GetMarkdown

PassAudited by ClawScan on May 14, 2026.

Overview

This instruction-only skill transparently uses WebCrawlerAPI to scrape or crawl user-requested URLs, with disclosed API-key use and scoped local output.

Use this skill if you are comfortable sending requested URLs or domains to WebCrawlerAPI and storing crawl results locally.
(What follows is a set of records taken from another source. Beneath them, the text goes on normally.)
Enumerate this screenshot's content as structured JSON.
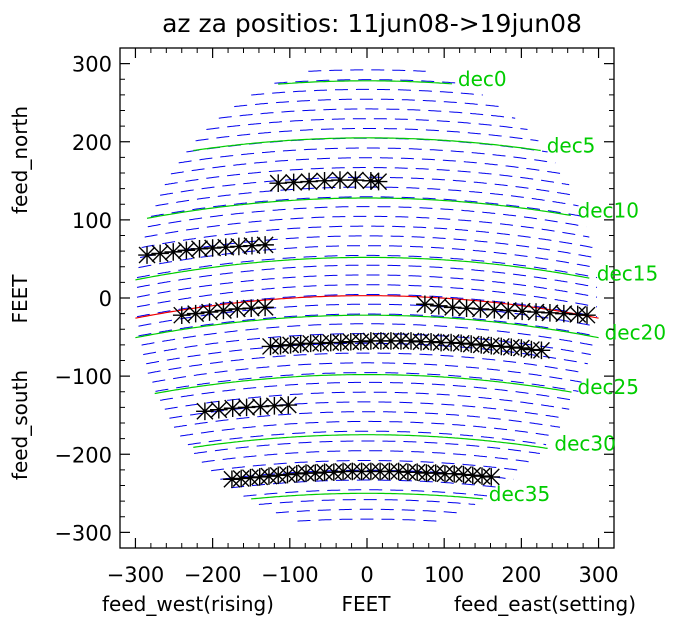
{
  "chart_data": {
    "type": "scatter",
    "title": "az za positios: 11jun08->19jun08",
    "x_axis": {
      "label_left": "feed_west(rising)",
      "label_center": "FEET",
      "label_right": "feed_east(setting)",
      "range": [
        -320,
        320
      ],
      "ticks": [
        -300,
        -200,
        -100,
        0,
        100,
        200,
        300
      ],
      "tick_labels": [
        "−300",
        "−200",
        "−100",
        "0",
        "100",
        "200",
        "300"
      ]
    },
    "y_axis": {
      "label_top": "feed_north",
      "label_center": "FEET",
      "label_bottom": "feed_south",
      "range": [
        -320,
        320
      ],
      "ticks": [
        -300,
        -200,
        -100,
        0,
        100,
        200,
        300
      ],
      "tick_labels": [
        "−300",
        "−200",
        "−100",
        "0",
        "100",
        "200",
        "300"
      ]
    },
    "colors": {
      "declination_lines": "#00cc00",
      "grid_dashes": "#0000ee",
      "zero_line": "#ee0000",
      "markers": "#000000"
    },
    "declination_lines": [
      {
        "label": "dec0",
        "y_center": 278,
        "x_range": [
          -115,
          110
        ]
      },
      {
        "label": "dec5",
        "y_center": 205,
        "x_range": [
          -225,
          225
        ]
      },
      {
        "label": "dec10",
        "y_center": 128,
        "x_range": [
          -285,
          265
        ]
      },
      {
        "label": "dec15",
        "y_center": 52,
        "x_range": [
          -300,
          290
        ]
      },
      {
        "label": "dec20",
        "y_center": -22,
        "x_range": [
          -300,
          300
        ]
      },
      {
        "label": "dec25",
        "y_center": -98,
        "x_range": [
          -275,
          265
        ]
      },
      {
        "label": "dec30",
        "y_center": -175,
        "x_range": [
          -225,
          235
        ]
      },
      {
        "label": "dec35",
        "y_center": -250,
        "x_range": [
          -150,
          150
        ]
      }
    ],
    "zero_line": {
      "y_center": 3,
      "x_range": [
        -300,
        300
      ]
    },
    "series": [
      {
        "track": 1,
        "x": [
          -115,
          -95,
          -75,
          -55,
          -35,
          -15,
          5,
          15
        ],
        "y": [
          147,
          148,
          149,
          150,
          151,
          151,
          150,
          149
        ]
      },
      {
        "track": 2,
        "x": [
          -285,
          -268,
          -251,
          -234,
          -217,
          -200,
          -183,
          -166,
          -149,
          -132
        ],
        "y": [
          55,
          57,
          59,
          61,
          63,
          64,
          65,
          66,
          67,
          68
        ]
      },
      {
        "track": 3,
        "x": [
          -240,
          -222,
          -204,
          -186,
          -168,
          -150,
          -132
        ],
        "y": [
          -22,
          -20,
          -18,
          -16,
          -14,
          -13,
          -12
        ]
      },
      {
        "track": 4,
        "x": [
          75,
          93,
          111,
          129,
          147,
          165,
          183,
          201,
          219,
          237,
          255,
          273,
          285
        ],
        "y": [
          -8,
          -10,
          -12,
          -13,
          -14,
          -15,
          -16,
          -17,
          -18,
          -19,
          -20,
          -21,
          -22
        ]
      },
      {
        "track": 5,
        "x": [
          -125,
          -112,
          -99,
          -86,
          -73,
          -60,
          -47,
          -34,
          -21,
          -8,
          5,
          18,
          31,
          44,
          57,
          70,
          83,
          96,
          109,
          122,
          135,
          148,
          161,
          174,
          187,
          200,
          213,
          226
        ],
        "y": [
          -62,
          -61,
          -60,
          -59,
          -58,
          -58,
          -57,
          -57,
          -56,
          -56,
          -55,
          -55,
          -55,
          -55,
          -55,
          -56,
          -56,
          -57,
          -57,
          -58,
          -59,
          -60,
          -61,
          -62,
          -63,
          -64,
          -66,
          -67
        ]
      },
      {
        "track": 6,
        "x": [
          -210,
          -192,
          -174,
          -156,
          -138,
          -120,
          -102
        ],
        "y": [
          -145,
          -143,
          -141,
          -140,
          -139,
          -138,
          -137
        ]
      },
      {
        "track": 7,
        "x": [
          -175,
          -163,
          -151,
          -139,
          -127,
          -115,
          -103,
          -91,
          -79,
          -67,
          -55,
          -43,
          -31,
          -19,
          -7,
          5,
          17,
          29,
          41,
          53,
          65,
          77,
          89,
          101,
          113,
          125,
          137,
          149,
          161
        ],
        "y": [
          -232,
          -231,
          -230,
          -229,
          -228,
          -227,
          -226,
          -225,
          -224,
          -224,
          -223,
          -223,
          -222,
          -222,
          -222,
          -222,
          -222,
          -222,
          -222,
          -223,
          -223,
          -224,
          -224,
          -225,
          -225,
          -226,
          -227,
          -228,
          -229
        ]
      }
    ]
  }
}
Set the API key in a trusted shell, avoid crawling private/internal sites unless appropriate, and review before increasing the default crawl limit.

Publisher note

The API key must be set as an environment variable before running any curl commands: user can get it here https://dash.webcrawlerapi.com/access

Findings (3)

Artifact-based informational review of SKILL.md, metadata, install specs, static scan signals, and capability signals. ClawScan does not execute the skill or run runtime probes.

Low

#ASI03: Identity and Privilege Abuse

What this means

The agent can make WebCrawlerAPI requests using the user's key, which may affect account usage or billing.

Why it was flagged

The skill uses a WebCrawlerAPI bearer token for its provider requests. This is expected for the service, but users should recognize it as account credential use.

Skill content

export WEBCRAWLERAPI_API_KEY="your_api_key" ... "Authorization: Bearer ${WEBCRAWLERAPI_API_KEY}"

Recommendation

Use a scoped or revocable API key where possible, set it only in trusted environments, and monitor provider usage.

Low

#ASI02: Tool Misuse and Exploitation

What this means

URLs or domains requested for scraping/crawling will be sent to WebCrawlerAPI.

Why it was flagged

The skill instructs the agent to run shell curl commands against an external API using user-supplied URLs. This is central to the purpose and bounded by a default crawl limit.

Skill content

curl --fail --silent --show-error ... --url "https://api.webcrawlerapi.com/v1/crawl" ... "items_limit": 25

Recommendation

Use it only for URLs you are comfortable sharing with that provider, and review requests before crawling private or internal sites.

Info

#ASI04: Agentic Supply Chain Vulnerabilities

What this means

The skill may not work as expected unless those tools and the API key are available.

Why it was flagged

The instructions rely on local curl and python3 commands, while the registry requirements list no required binaries or environment variables. This is a disclosure/operability gap rather than malicious behavior.

Skill content

curl --fail --silent --show-error ... STATUS=$(echo "$RESULT" | python3 -c "import sys,json; print(json.load(sys.stdin)['status'])")

Recommendation

The publisher should declare curl, python3, and WEBCRAWLERAPI_API_KEY in metadata; users should review the commands before running them.